The main question is:

Am i guaranteed that at the point of entering the main function the references contained within the reference_wrapper used as keys in test::ACTIONS_PROCESSORS_MAP_ will be corectly initialized to valid references to test::FIRST_KEY_ and test::SECOND_KEY_ respectivly, independently of the static order initialization ?

This question could be more generally summed up as :

Are pointers/references to satatic objects valid even before these objects initialization (i.e can the address change at some point) ?

Answer 1

Yes, you can safely take the address of an object once its storage has been allocated, even if it has not yet been initialised.
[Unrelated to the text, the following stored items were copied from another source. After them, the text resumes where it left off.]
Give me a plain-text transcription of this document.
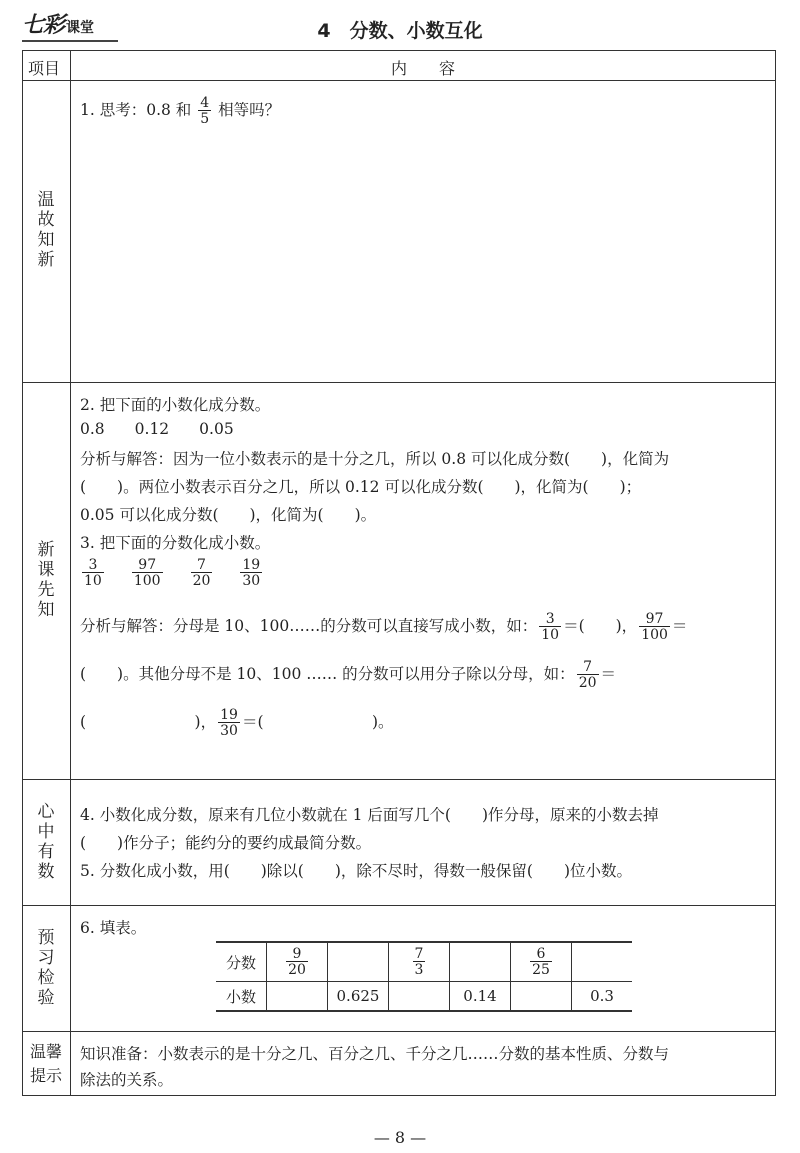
七彩 课堂	4　分数、小数互化
项目	内　　容
温
故
知
新
1. 思考：0.8 和 $\frac{4}{5}$ 相等吗？
新
课
先
知
2. 把下面的小数化成分数。
0.8 0.12 0.05
分析与解答：因为一位小数表示的是十分之几，所以 0.8 可以化成分数(　　)，化简为
(　　)。两位小数表示百分之几，所以 0.12 可以化成分数(　　)，化简为(　　)；
0.05 可以化成分数(　　)，化简为(　　)。
3. 把下面的分数化成小数。
$\frac{3}{10} \frac{97}{100} \frac{7}{20} \frac{19}{30}$
分析与解答：分母是 10、100……的分数可以直接写成小数，如： $\frac{3}{10}$ ＝(　　)， $\frac{97}{100}$ ＝
(　　)。其他分母不是 10、100 …… 的分数可以用分子除以分母，如： $\frac{7}{20}$ ＝
(　　　　　　　)， $\frac{19}{30}$ ＝(　　　　　　　)。
心
中
有
数
4. 小数化成分数，原来有几位小数就在 1 后面写几个(　　)作分母，原来的小数去掉
(　　)作分子；能约分的要约成最简分数。
5. 分数化成小数，用(　　)除以(　　)，除不尽时，得数一般保留(　　)位小数。
预
习
检
验
6. 填表。
分数	$\frac{9}{20}$		$\frac{7}{3}$		$\frac{6}{25}$

小数		0.625		0.14		0.3
温馨
提示
知识准备：小数表示的是十分之几、百分之几、千分之几……分数的基本性质、分数与
除法的关系。
— 8 —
The storage for static objects lasts for the duration of the program, so you can take the address at any time.

Of course, accessing the object itself outside its lifetime is not allowed.

Answer 2

It's worth mentioning that the initialisation of non-local static variables (that aren't in class template data members) in a single translation unit is ordered (§3.6.2/2):

Definitions of explicitly specialized class template static data members [... not this]. Other class template static data members [... not this]. Other non-local variables with static storage duration have ordered initialization. Variables with ordered initialization defined within a single translation unit shall be initialized in the order of their definitions in the translation unit.

So you know that FIRST_KEY_ will be initialised before SECOND_KEY_ will be initialised before ACTIONS_PROCESSORS_MAP_.

But even if this weren't the case, it would still be okay. Since std::string has non-trivial construction, there is some time between its storage has been allocated and the beginning of its lifetime. In this time it is okay to have a pointer to the object, as long as you don't do certain things with it. Your code doesn't do anything with it but store the pointer - you're safe. §3.8/5:

Before the lifetime of an object has started but after the storage which the object will occupy has been allocated or, after the lifetime of an object has ended and before the storage which the object occupied is reused or released, any pointer that refers to the storage location where the object will be or was located may be used but only in limited ways.

The limited ways are basically anything that doesn't involve accessing the object. In fact, it's fine to even perform indirection through the pointer as long as it doesn't end up undergoing lvalue-to-rvalue conversion (which essentially represents reading the object from memory).